А затем эта временная дизентеграция может зайти еще дальше, когда люди в буквальном смысле слова обнаруживают себя каждые несколько минут в новой реальности. И у них даже нет никакого способа описать ту реальность, которая была до этого, и это тоже оказывается очень дезориентирующим. Вы можете пробудиться, и быть вынужденными исследовать свою реальность, чтобы понять, с кем вы разговариваете и о чем вы собственно разговариваете. Вы можете довольно хорошо к этому приспособиться, но это все равно немного дезориентирует в первое время.
Кроме того есть еще один общий симптом – опять же, трудно сказать, насколько общий, но похоже он очень распространен – это страх. И я думаю, что потеря чувства “Я” очень связана с этим страхом. У людей может проявляться действительно феноменальный уровень страха. Я имею в виду, буквально экзистенциальный первичный страх. И что действительно интересно, что по моему мнению действительно выделяет этот страх из ряда всех остальных страхов, так это то, что он как будто ни к чему не относится, у него нет конкретных причин. Он просто возникает из ниоткуда. И это очень изматывает.

А вместе со всеми этими проявлениями страха возникают также тревога, возбуждение, паника, паранойя. И это также довольно распространенные явления. Это, если можно так выразиться, аффективное измерение. Аффективное – значит эмоциональное. И похоже это аффективное измерение может проявляться в обоих направлениях. Здесь наблюдается большая лабильность если говорить медицинским языком. Ваши эмоции могут достигать большой интенсивности как в виде маниакальных проявлений, эйфории, мании величия, так и в виде тяжелой депрессии, потери смысла, нигилизма – на другом конце спектра. И вдобавок ко всему, иногда люди просто теряют все ощущения разом. Любые ощущения. Они не чувствуют вообще ничего. Они впадают в оцепенение.

Так что это довольно широкий ряд всевозможных изменений. Но я не думаю, что хоть кому-то удается пройти эти стадии, вообще не заметив их. За время интервью я не встретила ни одного человека, который бы так или иначе не испытал те или иные перемены в своей эмоциональной жизни. Обычно в том или ином виде наблюдается что-то вроде “извержения” эмоционального материала. И тогда это переходит на следующий уровень – это дерепрессия (проявление) психологического материала.
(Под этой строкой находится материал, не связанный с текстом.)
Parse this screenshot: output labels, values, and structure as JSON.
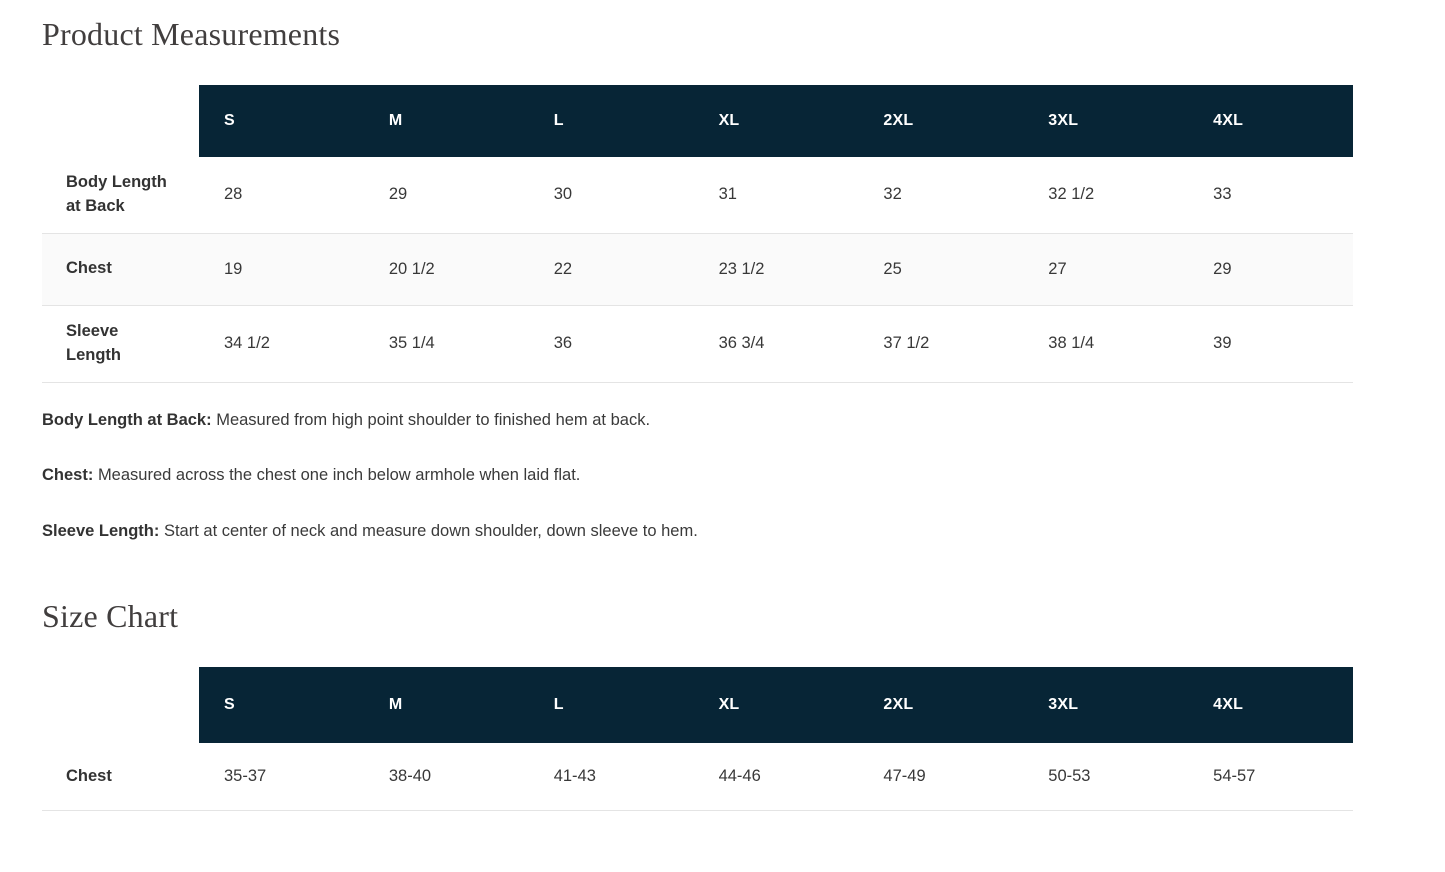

Очень часто речь идет о каком-либо травматическом опыте, но это также касается всего, что может оказаться травматичным в нашей жизни. Не обязательно речь идет о воспоминаниях о смерти или насилии или о чем-то, что вы можете классифицировать как травму в классическом смысле этого слова. Это могут быть любые наши психологические узлы и напряжения.
И по мере практики все эти переживания и эффекты проявляются совсем не обязательно на подушке для медитаций. Это вот как если бы вы тянули за что-то, чтобы открыть – и оно вдруг распахнулось. Такое вот аффективное измерение.

А затем последнее измерение – физиологическое. Похоже, что у людей происходит также много физиологических изменений, которые оказываются для многих настоящим сюрпризом. Например, общая боль в мускулах и костях, головные боли, странные ощущения. И поскольку мы сказали участникам, что они не могут использовать слово “энергия”, мы получили огромное количество метафор. Но в конце концов мы сдались, потому что они все равно продолжали использовать слово “энергия”. И это, конечно, не совсем научное слово в данном контексте, но оно хоть как-то измеряет определенные подвижные ощущения в теле.

Вибрации, много самых разнообразных вибраций. Изменение температуры тела. У людей происходят приступы сильного жара и возникает жжение. И, наконец, мои самые любимые, я ими просто очарована – это неконтролируемые движения тела. Потому что все, о чем мы говорили до этого, достаточно субъективно, вы не можете это увидеть. А вот эта последняя категория заметна и эти движения выглядят как конвульсии. Люди подергиваются. Они рассказывают об ощущении проходящего по телу разряда молнии, но при этом вы реально можете это наблюдать. Это то, что вы можете заснять на видео. Их руки раскачиваются. У них возникают гримасы, разнообразные лицевые тики и деформации.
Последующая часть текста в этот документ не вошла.